During his talk, the Archbishop acknowledged that dioceses across the country are “under-staffed and struggling to meet the legitimate needs of the people entrusted to your pastoral care.” However, he insisted that given the “dire” situation, he had no other options but to ask that diocese be willing to give up a priest if they do not already have an active duty military chaplain. He said he feels a bit like “Mother Cabrini, the first saint with an American passport to be canonized. She used to oblige poor families to give her a lump of coal so that she could meet the needs of even poorer families.”


These commitments do not need to be long term as commonly thought, Broglio stressed. In fact, he suggested that they could continue for about three to five years and that after their time serving these priests, are “enriched and better able to serve your people in the diocese.” He also addressed the risk of non-Catholic religious groups serving and proselytizing to Catholics due to the lack of chaplain priests. “They offer them as ecumenical,” Broglio mentioned regarding multi-faith worship services offered by non-Catholic chaplains, “but they are generally based on a very Protestant or even a fundamentalist approach.”

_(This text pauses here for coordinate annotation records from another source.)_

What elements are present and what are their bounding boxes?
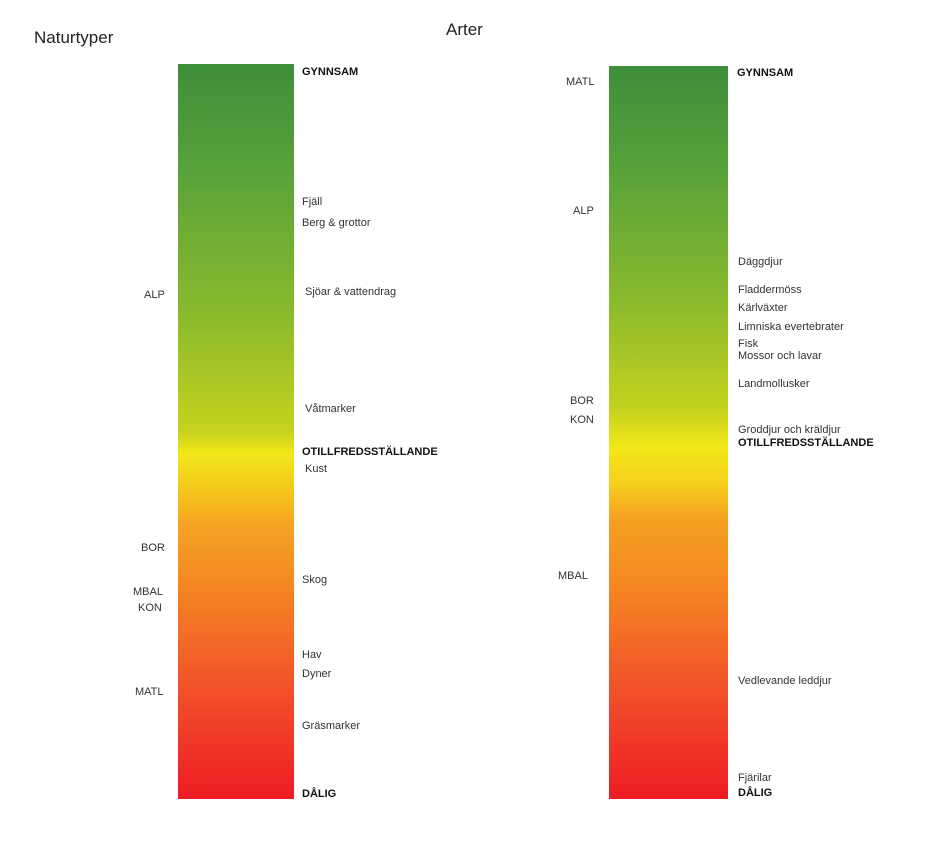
right-region-bor: BOR (570, 395, 594, 407)
right-gradient-bar (609, 66, 728, 799)
right-region-kon: KON (570, 414, 594, 426)
left-region-alp: ALP (144, 289, 165, 301)
right-item-fladdermoss: Fladdermöss (738, 284, 802, 296)
right-region-alp: ALP (573, 205, 594, 217)
left-item-dyner: Dyner (302, 668, 332, 680)
left-top-label: GYNNSAM (302, 66, 359, 78)
left-region-mbal: MBAL (133, 586, 163, 598)
left-middle-label: OTILLFREDSSTÄLLANDE (302, 446, 438, 458)
right-item-karlvaxter: Kärlväxter (738, 302, 788, 314)
left-region-bor: BOR (141, 542, 165, 554)
right-item-landmollusker: Landmollusker (738, 378, 810, 390)
left-gradient-bar (178, 64, 294, 799)
right-region-mbal: MBAL (558, 570, 588, 582)
left-item-fjall: Fjäll (302, 196, 323, 208)
left-region-kon: KON (138, 602, 162, 614)
left-item-hav: Hav (302, 649, 322, 661)
right-item-mossor: Mossor och lavar (738, 350, 822, 362)
left-bottom-label: DÅLIG (302, 788, 337, 800)
heading-arter: Arter (446, 20, 483, 39)
right-middle-label: OTILLFREDSSTÄLLANDE (738, 437, 874, 449)
right-region-matl: MATL (566, 76, 595, 88)
right-item-fjarilar: Fjärilar (738, 772, 772, 784)
right-item-fisk: Fisk (738, 338, 759, 350)
left-item-grasmarker: Gräsmarker (302, 720, 361, 732)
left-item-skog: Skog (302, 574, 328, 586)
right-item-limniska: Limniska evertebrater (738, 321, 844, 333)
right-item-groddjur: Groddjur och kräldjur (738, 424, 841, 436)
right-item-vedlevande: Vedlevande leddjur (738, 675, 832, 687)
left-item-berg: Berg & grottor (302, 217, 371, 229)
left-item-vatmarker: Våtmarker (305, 403, 356, 415)
left-item-sjoar: Sjöar & vattendrag (305, 286, 397, 298)
right-top-label: GYNNSAM (737, 67, 794, 79)
left-item-kust: Kust (305, 463, 328, 475)
right-bottom-label: DÅLIG (738, 787, 773, 799)
right-item-daggdjur: Däggdjur (738, 256, 783, 268)
heading-naturtyper: Naturtyper (34, 28, 114, 47)
left-region-matl: MATL (135, 686, 164, 698)
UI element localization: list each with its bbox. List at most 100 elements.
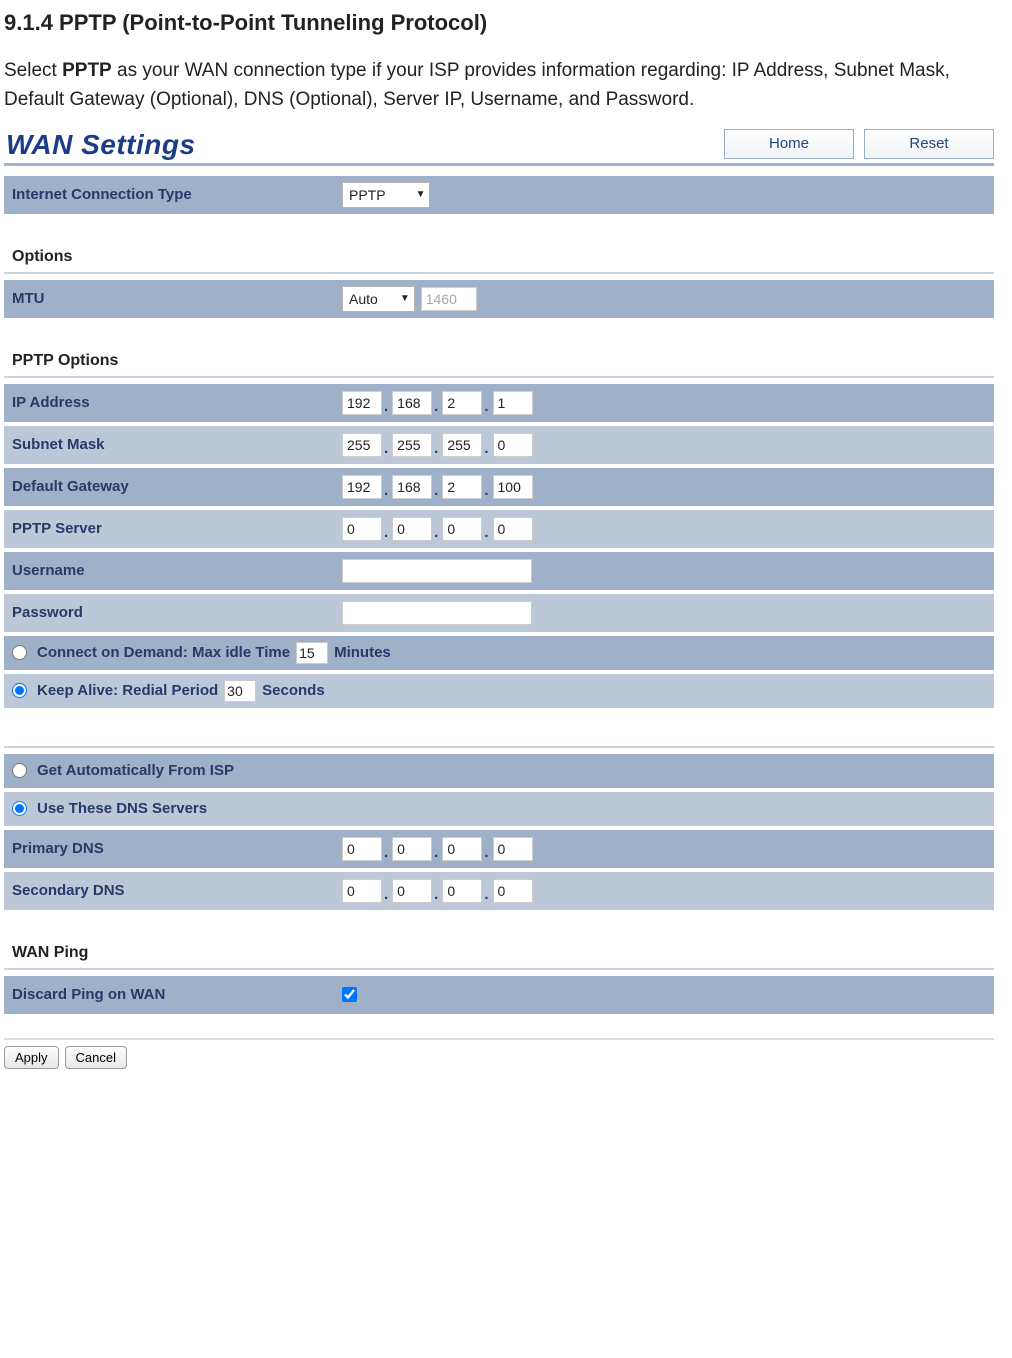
- srv-oct1[interactable]: [342, 517, 382, 541]
- dns-manual-label: Use These DNS Servers: [37, 800, 207, 817]
- row-discard-ping: Discard Ping on WAN: [4, 976, 994, 1014]
- ip-oct3[interactable]: [442, 391, 482, 415]
- label-username: Username: [12, 562, 342, 579]
- home-button[interactable]: Home: [724, 129, 854, 159]
- dot-separator: .: [432, 886, 442, 903]
- row-subnet-mask: Subnet Mask . . .: [4, 426, 994, 464]
- keep-alive-option[interactable]: Keep Alive: Redial Period Seconds: [12, 680, 325, 702]
- label-primary-dns: Primary DNS: [12, 840, 342, 857]
- sdns-oct4[interactable]: [493, 879, 533, 903]
- chevron-down-icon: ▼: [416, 189, 426, 200]
- apply-button[interactable]: Apply: [4, 1046, 59, 1069]
- connection-type-value: PPTP: [349, 187, 386, 203]
- redial-period-input[interactable]: [224, 680, 256, 702]
- pdns-oct3[interactable]: [442, 837, 482, 861]
- connect-on-demand-option[interactable]: Connect on Demand: Max idle Time Minutes: [12, 642, 391, 664]
- section-divider: [4, 746, 994, 748]
- pdns-oct2[interactable]: [392, 837, 432, 861]
- mtu-value-input[interactable]: [421, 287, 477, 311]
- dot-separator: .: [382, 524, 392, 541]
- label-mtu: MTU: [12, 290, 342, 307]
- pptp-server-field: . . .: [342, 517, 533, 541]
- dot-separator: .: [482, 844, 492, 861]
- ip-oct2[interactable]: [392, 391, 432, 415]
- label-discard-ping: Discard Ping on WAN: [12, 986, 342, 1003]
- connect-on-demand-radio[interactable]: [12, 645, 27, 660]
- connect-demand-suffix: Minutes: [334, 644, 391, 661]
- form-buttons: Apply Cancel: [4, 1046, 994, 1069]
- label-subnet-mask: Subnet Mask: [12, 436, 342, 453]
- srv-oct2[interactable]: [392, 517, 432, 541]
- dot-separator: .: [432, 482, 442, 499]
- bottom-divider: [4, 1038, 994, 1040]
- dot-separator: .: [382, 440, 392, 457]
- ip-oct1[interactable]: [342, 391, 382, 415]
- dns-manual-option[interactable]: Use These DNS Servers: [12, 800, 207, 817]
- label-ip-address: IP Address: [12, 394, 342, 411]
- gw-oct2[interactable]: [392, 475, 432, 499]
- mask-oct3[interactable]: [442, 433, 482, 457]
- dot-separator: .: [482, 482, 492, 499]
- section-divider: [4, 272, 994, 274]
- section-options-title: Options: [12, 248, 994, 266]
- reset-button[interactable]: Reset: [864, 129, 994, 159]
- row-secondary-dns: Secondary DNS . . .: [4, 872, 994, 910]
- panel-title: WAN Settings: [6, 129, 196, 161]
- row-mtu: MTU Auto ▼: [4, 280, 994, 318]
- discard-ping-checkbox[interactable]: [342, 987, 357, 1002]
- section-divider: [4, 376, 994, 378]
- dot-separator: .: [432, 398, 442, 415]
- label-default-gateway: Default Gateway: [12, 478, 342, 495]
- sdns-oct2[interactable]: [392, 879, 432, 903]
- keep-alive-prefix: Keep Alive: Redial Period: [37, 682, 218, 699]
- dot-separator: .: [432, 844, 442, 861]
- row-password: Password: [4, 594, 994, 632]
- row-default-gateway: Default Gateway . . .: [4, 468, 994, 506]
- keep-alive-radio[interactable]: [12, 683, 27, 698]
- row-connection-type: Internet Connection Type PPTP ▼: [4, 176, 994, 214]
- label-pptp-server: PPTP Server: [12, 520, 342, 537]
- row-ip-address: IP Address . . .: [4, 384, 994, 422]
- max-idle-time-input[interactable]: [296, 642, 328, 664]
- dot-separator: .: [382, 398, 392, 415]
- wan-settings-panel: WAN Settings Home Reset Internet Connect…: [4, 129, 994, 1069]
- dns-auto-radio[interactable]: [12, 763, 27, 778]
- mask-oct2[interactable]: [392, 433, 432, 457]
- dot-separator: .: [382, 482, 392, 499]
- password-input[interactable]: [342, 601, 532, 625]
- ip-oct4[interactable]: [493, 391, 533, 415]
- cancel-button[interactable]: Cancel: [65, 1046, 127, 1069]
- gw-oct3[interactable]: [442, 475, 482, 499]
- pdns-oct4[interactable]: [493, 837, 533, 861]
- username-input[interactable]: [342, 559, 532, 583]
- srv-oct4[interactable]: [493, 517, 533, 541]
- mask-oct4[interactable]: [493, 433, 533, 457]
- row-dns-auto: Get Automatically From ISP: [4, 754, 994, 788]
- section-wanping-title: WAN Ping: [12, 944, 994, 962]
- label-connection-type: Internet Connection Type: [12, 186, 342, 203]
- dns-auto-option[interactable]: Get Automatically From ISP: [12, 762, 234, 779]
- keep-alive-suffix: Seconds: [262, 682, 325, 699]
- secondary-dns-field: . . .: [342, 879, 533, 903]
- sdns-oct1[interactable]: [342, 879, 382, 903]
- sdns-oct3[interactable]: [442, 879, 482, 903]
- dot-separator: .: [482, 398, 492, 415]
- row-pptp-server: PPTP Server . . .: [4, 510, 994, 548]
- gw-oct4[interactable]: [493, 475, 533, 499]
- pdns-oct1[interactable]: [342, 837, 382, 861]
- connection-type-select[interactable]: PPTP ▼: [342, 182, 430, 208]
- srv-oct3[interactable]: [442, 517, 482, 541]
- para-suffix: as your WAN connection type if your ISP …: [4, 60, 950, 110]
- section-divider: [4, 968, 994, 970]
- row-username: Username: [4, 552, 994, 590]
- doc-section-heading: 9.1.4 PPTP (Point-to-Point Tunneling Pro…: [4, 10, 1008, 36]
- dns-auto-label: Get Automatically From ISP: [37, 762, 234, 779]
- mask-oct1[interactable]: [342, 433, 382, 457]
- mtu-mode-select[interactable]: Auto ▼: [342, 286, 415, 312]
- dot-separator: .: [432, 440, 442, 457]
- header-buttons: Home Reset: [724, 129, 994, 159]
- dns-manual-radio[interactable]: [12, 801, 27, 816]
- gw-oct1[interactable]: [342, 475, 382, 499]
- dot-separator: .: [432, 524, 442, 541]
- section-pptp-title: PPTP Options: [12, 352, 994, 370]
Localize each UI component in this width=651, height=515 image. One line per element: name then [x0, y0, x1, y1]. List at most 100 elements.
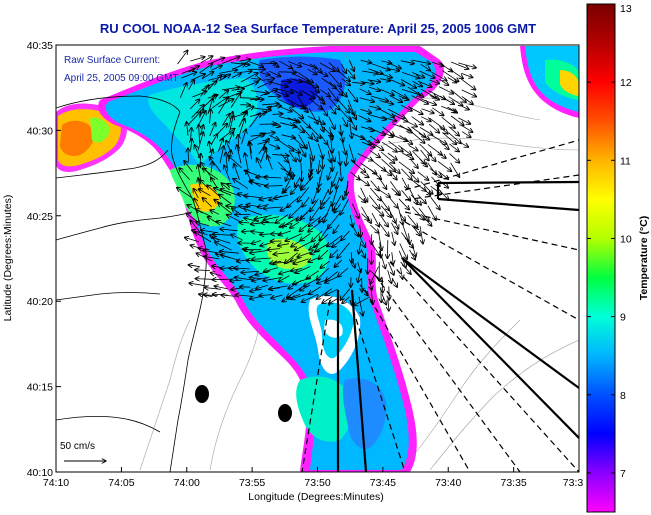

Archbishop Broglio suggested that seminarians and priests are dissuaded from offering their services and talking to their Bishop by vocation directors, Personnel Board members, and Vicars General who tell them, “‘Do not bother the Bishop, because he will say no.’” He encouraged those at the conference to “counter that perception… [by] invit[ing] a recruiter to address a gathering of priests to illustrate the benefits and the challenges of this ministry.” He also reported that the Archdiocese sponsors “discernment retreats and has also embarked on an initiative called ‘For God and Country’ to acquaint small groups of priests about the ministry of chaplains and some of the possibilities that are available.”


The first retreat was “very successful” and yielded five participants for ministry in the military. Archbishop Broglio ended his talk by quoting Pope Francis’s call to  “dedicate yourself, even at the risk of your own life, to ensuring that the faithful serving to defend your country might not be deprived of the spiritual food they need to survive.”